Pursuant to the LESA (see Note 3), Notes Payable includes financed collateral postings and marketing program balances of $279,543 and $498,360, respectively, as of September 30, 2014 and $90,987 and $498,360, respectively, as of December 31, 2013. Interest charged by the lender related to the financed collateral balances for the nine months ended September 30, 2014 and 2013 was included in the utilization charges of $140,085 and $101,099, respectively. Interest expense related to the financed marketing program was $56,688 and $36,095 for the nine months ended September 30, 2014 and 2013, respectively.
Lexington Power & Light, LLC
Notes to Condensed Financial Statements
As of September 30, 2014 and December 31, 2013 and
For The Nine Months Ended September 30, 2014 and 2013
(6) Notes Payable – Related Parties
Includes a balance of $75,626 at September 30, 2014 and December 31, 2013, which represents monies advanced to the Company by the majority member for working capital. The amount due is unsecured, non-interest bearing and is payable upon demand.
Includes a balance at September 30, 2014 and December 31, 2013 of $76,753 and $195,771, respectively, due to an entity that is owned by the members of the Company. This note is non-interest bearing, unsecured and is payable on demand.

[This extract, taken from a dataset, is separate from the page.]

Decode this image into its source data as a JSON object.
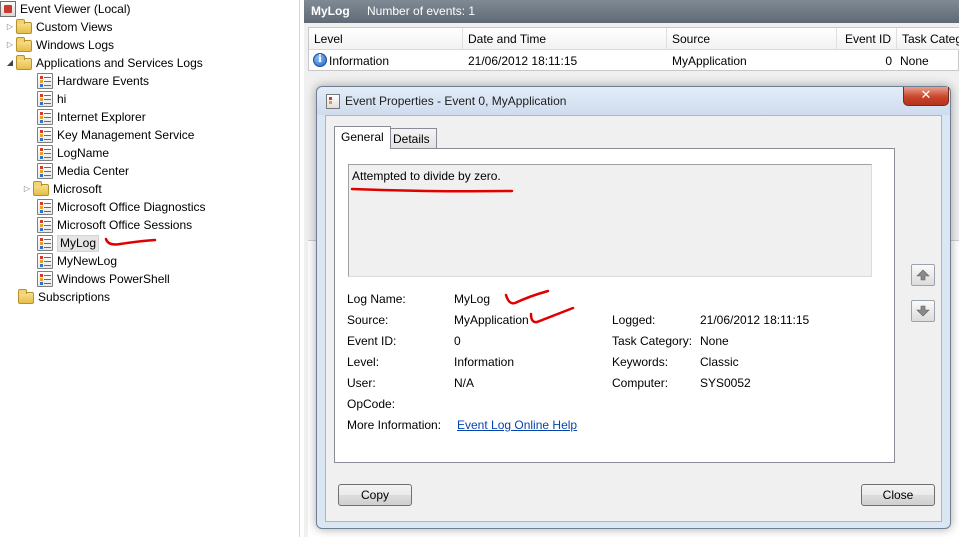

(7) Long Term Note Payable
The Long Term Note Payable is related to the collateral deposit held by the ISO of $200,000 as of September 30, 2014 and December 31, 2013 (see Note 2). Interest charged by the lender related to the financed collateral deposit for the nine months ended September 30, 2014 and 2013 was included in the utilization charges of $140,085 and $101,099, respectively, pursuant to the LESA (see Note 3).
(8) Subsequent Events
On October 22, 2014, the closing of the Membership Purchase Agreement, Premier Holding Corp. (“Premier”) acquired 85% of the membership interests of the Company from its owners for 7,500,000 restricted shares of Premier common stock and $500,000 in Promissory Notes, plus earn out payments based on earnings milestones during the twelve months following October 21, 2014. Premier has a contingent funding obligation of $1,000,000 of which $500,000 will be used as working capital for the Company. In addition, Premier has the option to acquire the remaining 15% membership interests from the owners until December 31, 2018 for $20,000,000 payable 50% in cash and 50% in restricted common stock of Premier. Pursuant to the Membership Purchase Agreement, the Company exercised its right to nominate one board member to Premier’s board of directors.
Also on October 22, 2014, the closing of the Membership Purchase Agreement, the Note Payable due to an unrelated party in the amount of $200,000, plus accrued interest of $30,844 related thereto, was paid in full (see Note 5).